According to the definition of LCA on Wikipedia: “The lowest common ancestor is defined between two nodes p and q as the lowest node in T that has both p and q as descendants (where we allow a node to be a descendant of itself).”
Solution
Recursive function to find a path to a node and storing vector path in the array
After finding both paths compare them and return the latest element before arrays diverge.
/**
* Definition for a binary tree node.
* function TreeNode(val) {
* this.val = val;
* this.left = this.right = null;
* }
*/
/**
* @param {TreeNode} root
* @param {TreeNode} p
* @param {TreeNode} q
* @return {TreeNode}
*/
var lowestCommonAncestor = function(root, p, q) {
var pathOne = [];
var pathTwo = [];
findPath(root, pathOne, p.val);
findPath(root, pathTwo, q.val);
var i = 0;
for (i = 0; i < pathOne.length && i < pathTwo.length ; i++) {
if (pathOne[i].val != pathTwo[i].val)
break;
}
return pathOne[i-1];
};
var findPath = function(root, path, nodeToFind) {
// base case
if (root == null) return false;
// Store this node in path vector.
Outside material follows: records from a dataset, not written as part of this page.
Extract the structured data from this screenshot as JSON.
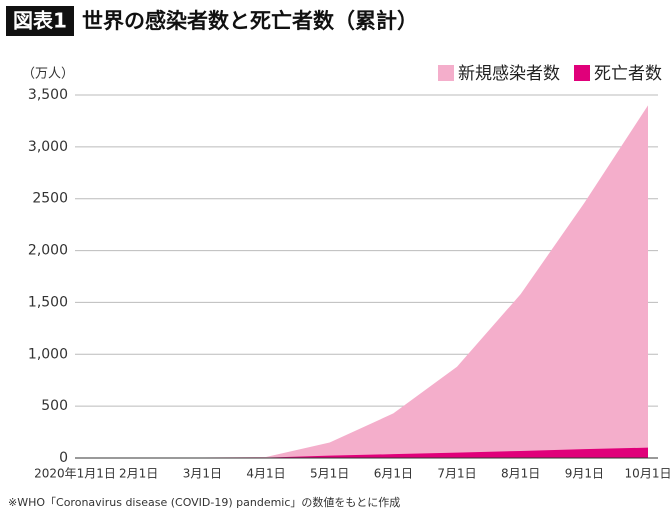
{
  "chart_data": {
    "type": "area",
    "badge": "図表1",
    "title": "世界の感染者数と死亡者数（累計）",
    "unit_label": "（万人）",
    "note": "※WHO「Coronavirus disease (COVID-19) pandemic」の数値をもとに作成",
    "categories": [
      "2020年1月1日",
      "2月1日",
      "3月1日",
      "4月1日",
      "5月1日",
      "6月1日",
      "7月1日",
      "8月1日",
      "9月1日",
      "10月1日"
    ],
    "series": [
      {
        "name": "新規感染者数",
        "color": "#f4aecb",
        "values": [
          0,
          1,
          5,
          10,
          150,
          430,
          880,
          1580,
          2460,
          3400
        ]
      },
      {
        "name": "死亡者数",
        "color": "#e0007a",
        "values": [
          0,
          0,
          0,
          4,
          23,
          37,
          52,
          68,
          85,
          100
        ]
      }
    ],
    "ylim": [
      0,
      3500
    ],
    "yticks": [
      0,
      500,
      {
        "value": 1000,
        "label": "1,000"
      },
      {
        "value": 1500,
        "label": "1,500"
      },
      {
        "value": 2000,
        "label": "2,000"
      },
      {
        "value": 2500,
        "label": "2500"
      },
      {
        "value": 3000,
        "label": "3,000"
      },
      {
        "value": 3500,
        "label": "3,500"
      }
    ],
    "grid": true,
    "legend": "top-right"
  }
}
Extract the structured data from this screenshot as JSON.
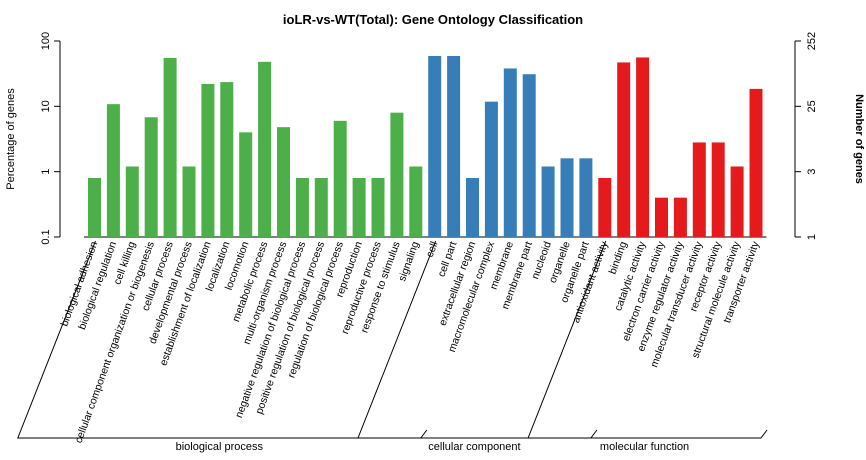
{
  "chart_data": {
    "type": "bar",
    "title": "ioLR-vs-WT(Total): Gene Ontology Classification",
    "ylabel_left": "Percentage of genes",
    "ylabel_right": "Number of genes",
    "y_scale": "log",
    "ylim": [
      0.1,
      100
    ],
    "left_ticks": [
      "0.1",
      "1",
      "10",
      "100"
    ],
    "right_ticks": [
      "1",
      "3",
      "25",
      "252"
    ],
    "grid": false,
    "legend": "none",
    "groups": [
      {
        "name": "biological process",
        "color": "#4daf4a",
        "categories": [
          "biological adhesion",
          "biological regulation",
          "cell killing",
          "cellular component organization or biogenesis",
          "cellular process",
          "developmental process",
          "establishment of localization",
          "localization",
          "locomotion",
          "metabolic process",
          "multi-organism process",
          "negative regulation of biological process",
          "positive regulation of biological process",
          "regulation of biological process",
          "reproduction",
          "reproductive process",
          "response to stimulus",
          "signaling"
        ],
        "values": [
          0.8,
          10.8,
          1.2,
          6.8,
          55,
          1.2,
          22,
          23.5,
          4.0,
          48,
          4.8,
          0.8,
          0.8,
          6.0,
          0.8,
          0.8,
          8.0,
          1.2
        ]
      },
      {
        "name": "cellular component",
        "color": "#377eb8",
        "categories": [
          "cell",
          "cell part",
          "extracellular region",
          "macromolecular complex",
          "membrane",
          "membrane part",
          "nucleoid",
          "organelle",
          "organelle part"
        ],
        "values": [
          59,
          59,
          0.8,
          11.8,
          38,
          31,
          1.2,
          1.6,
          1.6
        ]
      },
      {
        "name": "molecular function",
        "color": "#e41a1c",
        "categories": [
          "antioxidant activity",
          "binding",
          "catalytic activity",
          "electron carrier activity",
          "enzyme regulator activity",
          "molecular transducer activity",
          "receptor activity",
          "structural molecule activity",
          "transporter activity"
        ],
        "values": [
          0.8,
          47,
          56,
          0.4,
          0.4,
          2.8,
          2.8,
          1.2,
          18.5
        ]
      }
    ]
  }
}
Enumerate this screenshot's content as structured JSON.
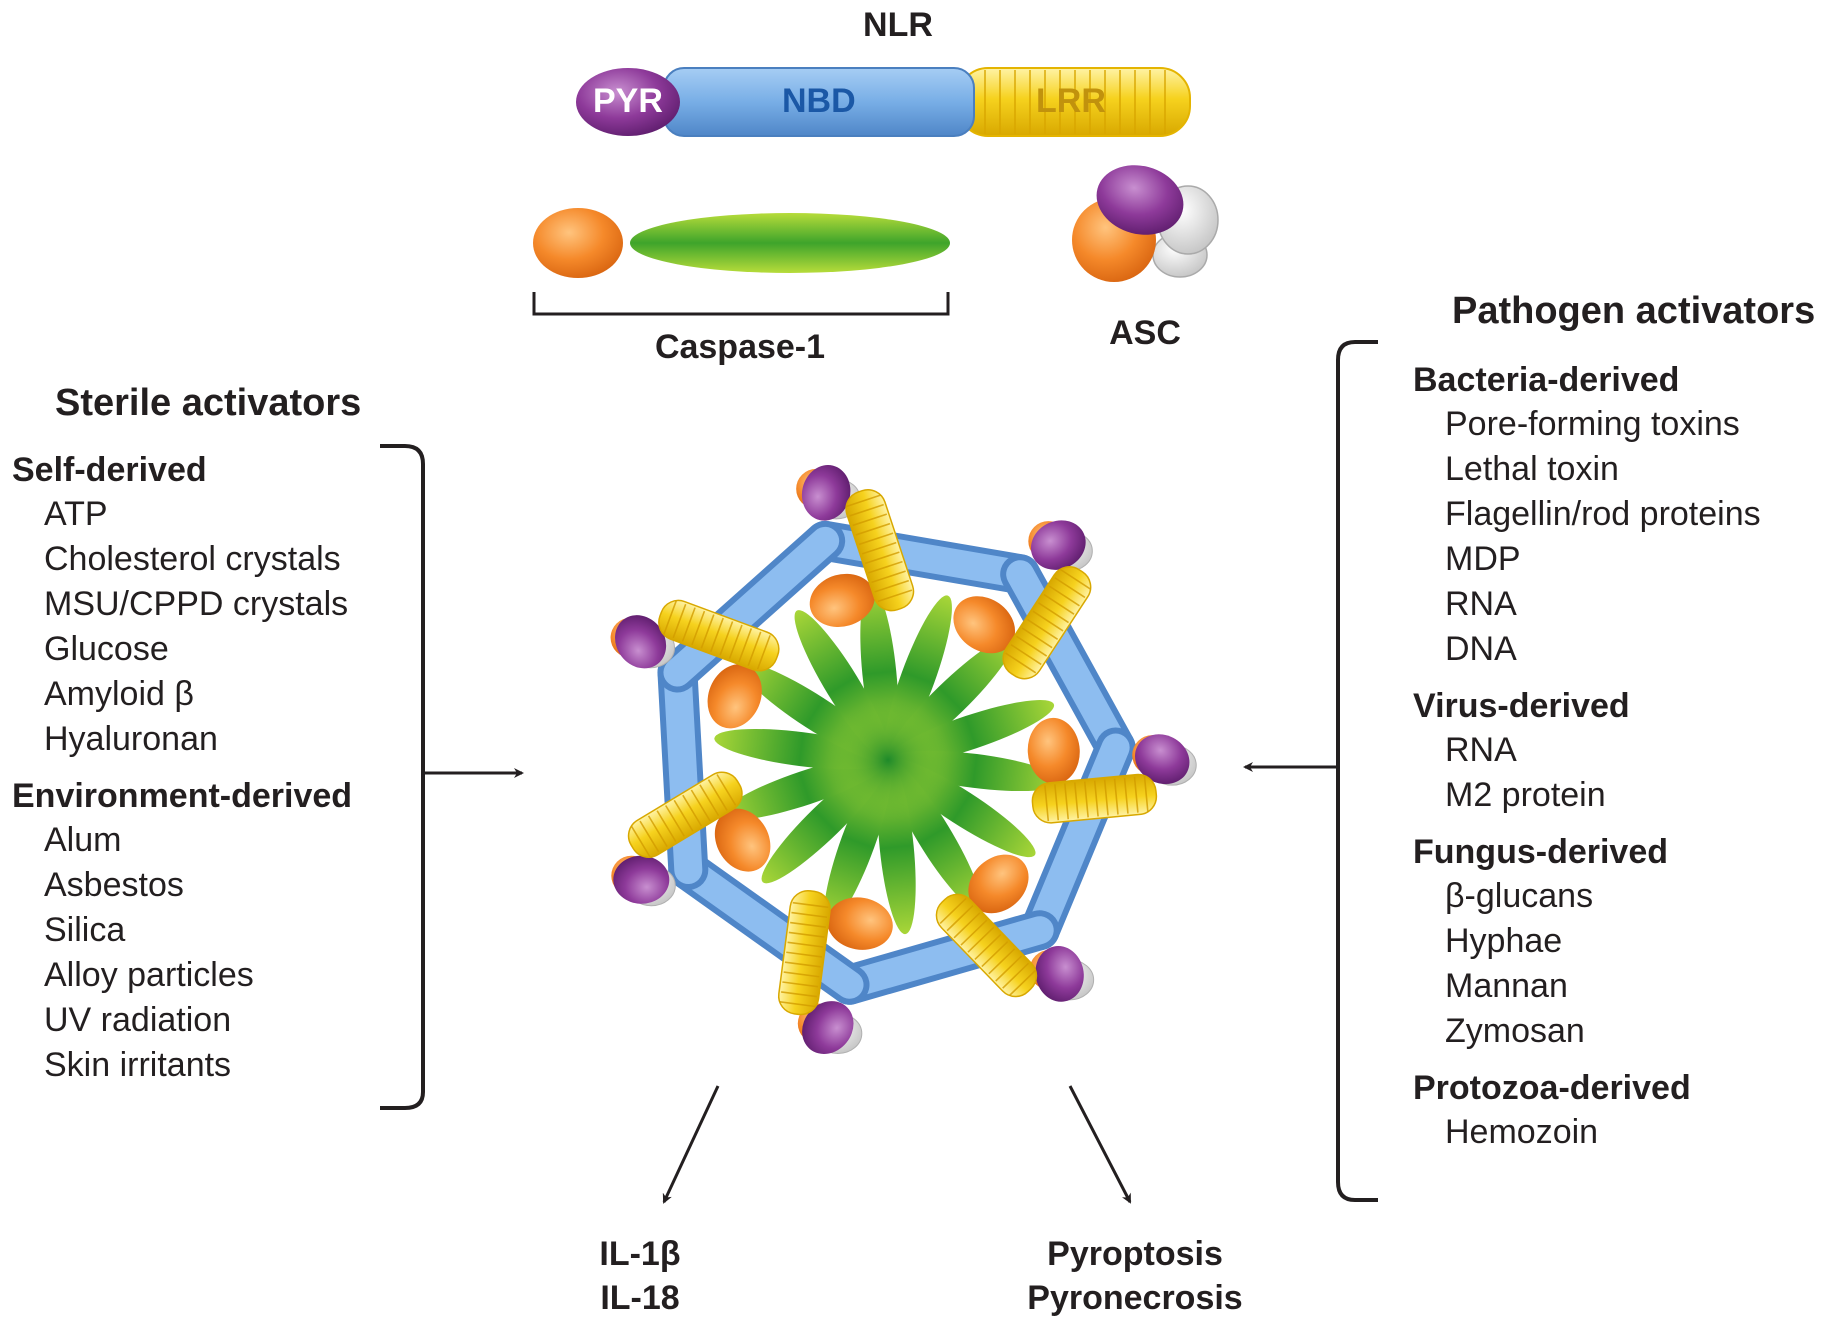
{
  "labels": {
    "nlr": "NLR",
    "pyr": "PYR",
    "nbd": "NBD",
    "lrr": "LRR",
    "caspase": "Caspase-1",
    "asc": "ASC"
  },
  "sterile": {
    "title": "Sterile activators",
    "groups": [
      {
        "name": "Self-derived",
        "items": [
          "ATP",
          "Cholesterol crystals",
          "MSU/CPPD crystals",
          "Glucose",
          "Amyloid β",
          "Hyaluronan"
        ]
      },
      {
        "name": "Environment-derived",
        "items": [
          "Alum",
          "Asbestos",
          "Silica",
          "Alloy particles",
          "UV radiation",
          "Skin irritants"
        ]
      }
    ]
  },
  "pathogen": {
    "title": "Pathogen activators",
    "groups": [
      {
        "name": "Bacteria-derived",
        "items": [
          "Pore-forming toxins",
          "Lethal toxin",
          "Flagellin/rod proteins",
          "MDP",
          "RNA",
          "DNA"
        ]
      },
      {
        "name": "Virus-derived",
        "items": [
          "RNA",
          "M2 protein"
        ]
      },
      {
        "name": "Fungus-derived",
        "items": [
          "β-glucans",
          "Hyphae",
          "Mannan",
          "Zymosan"
        ]
      },
      {
        "name": "Protozoa-derived",
        "items": [
          "Hemozoin"
        ]
      }
    ]
  },
  "outputs": {
    "cytokines": [
      "IL-1β",
      "IL-18"
    ],
    "death": [
      "Pyroptosis",
      "Pyronecrosis"
    ]
  },
  "colors": {
    "pyr": "#8e3a9a",
    "nbd": "#78aee6",
    "lrr": "#f4cf1c",
    "card": "#f5892a",
    "caspase": "#5fb82a",
    "asc_back": "#d8d8d8",
    "text": "#231f20"
  }
}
The node will be removed if
// not in path from root to k
path.push(root);
// See if the nodeToFind is same as root's key
if (root.val == nodeToFind)
return true;
// Check if nodeToFind is found in left or right sub-tree
if ( (root.left && findPath(root.left, path, nodeToFind)) ||
(root.right && findPath(root.right, path, nodeToFind)) )
return true;
// If not present in subtree rooted with root, remove root from
// path[] and return false
path.pop();
return false;
}